Le président s'est sacrifié avant même que les gilets jaunes le le taclent. 
Et les membres de son gouvernement se sont alignés, révèle le journal Capital (groupe Prisma Media) : sous la pression de l'opinion, ils viennent de se sacrifier en renonçant à la hausse mécanique de leur rémunération de 0,4%, prévue le 1er janvier, 64 euros mensuels. 
Pour les salariés, la hausse de 1,7 points fait passer la CSG à 9,2 % aujourd'hui, contre 7,5 % avant 2018.
Cette mesure est toutefois compensée par la suppression des cotisations chômage et maladie prélevées sur les salaires, dont le taux en 2017 était de 3,15 % (0,75 % pour les cotisations maladie et 2,4 % pour les cotisations chômage, cf. les taux de cotisations sur les salaires).
Au final, la hausse du salaire net consécutive à ces allègements est donc supérieure à l'augmentation de la CSG. Les salaires nets versés ont donc légèrement augmenté. Selon le gouvernement, le taux d'augmentation des salaires bruts est de 1,45%, soit une hausse de quelques dizaines d'euros par mois pour la plupart des salariés.
Une hausse mécanique qui n'a pas posé de cas de conscience aux fonctionnaires

Ils n'y ont pas droit et n'ont pas eu à y renoncer...
Par la voix de son secrétaire d'Etat auprès du ministre chargé du Budget, Olivier Dussopt, le gouvernement a confirmé en juin 2018 le maintien pour 2019 du gel du point d'indice servant au calcul de la rémunération de plus de cinq millions de fonctionnaires, ainsi que la reprise au 1er janvier d'un protocole de revalorisation des carrières.
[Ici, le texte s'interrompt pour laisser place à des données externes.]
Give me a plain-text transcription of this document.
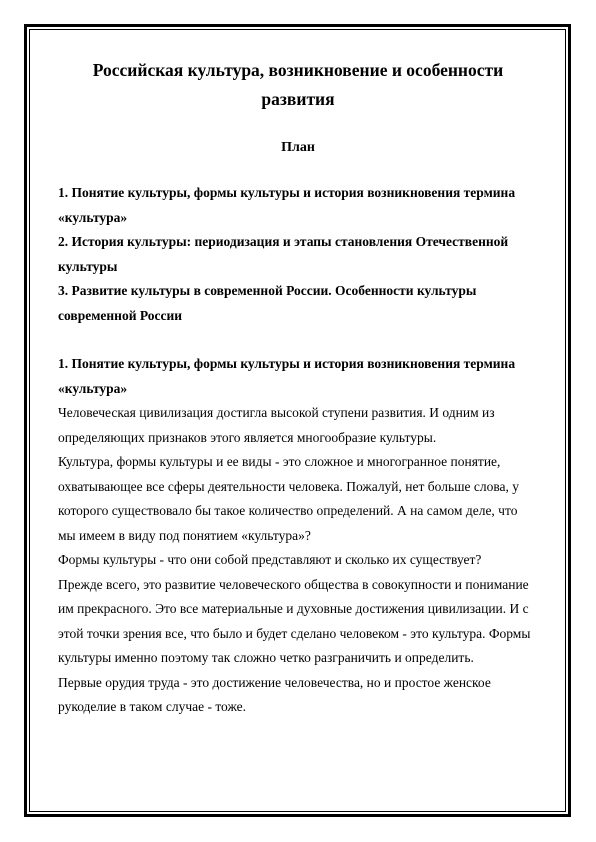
Российская культура, возникновение и особенности развития
План
1. Понятие культуры, формы культуры и история возникновения термина «культура»
2. История культуры: периодизация и этапы становления Отечественной культуры
3. Развитие культуры в современной России. Особенности культуры современной России
1. Понятие культуры, формы культуры и история возникновения термина «культура»

Человеческая цивилизация достигла высокой ступени развития. И одним из определяющих признаков этого является многообразие культуры.

Культура, формы культуры и ее виды - это сложное и многогранное понятие, охватывающее все сферы деятельности человека. Пожалуй, нет больше слова, у которого существовало бы такое количество определений. А на самом деле, что мы имеем в виду под понятием «культура»?

Формы культуры - что они собой представляют и сколько их существует?

Прежде всего, это развитие человеческого общества в совокупности и понимание им прекрасного. Это все материальные и духовные достижения цивилизации. И с этой точки зрения все, что было и будет сделано человеком - это культура. Формы культуры именно поэтому так сложно четко разграничить и определить.

Первые орудия труда - это достижение человечества, но и простое женское рукоделие в таком случае - тоже.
Les syndicats avaient reçu une fin de non-recevoir à leur demande de "mesures générales", et notamment la revalorisation de la valeur du point d'indice, gelé pendant ... six ans (entre 2010 et 2016), puis de nouveau en 2018. "L'exécutif n'a annoncé que des mesures périphériques", a déploré Baptiste Talbot (Fédération CGT des services publics, 1er syndicat de la fonction publique), qui relèvent plus "de l'action sociale", abonde le syndicat Solidaires.
Le gel du point d'indice des fonctionnaires, promesse du candidat Macron ?
Le candidat d’En Marche! veut réduire de 120.000 le nombre de fonctionnaires durant le quinquennat, par des non-remplacements après départs en retraite. 50.000 postes sont concernés dans la fonction publique d’État, 70.000 dans la fonction publique territoriale. 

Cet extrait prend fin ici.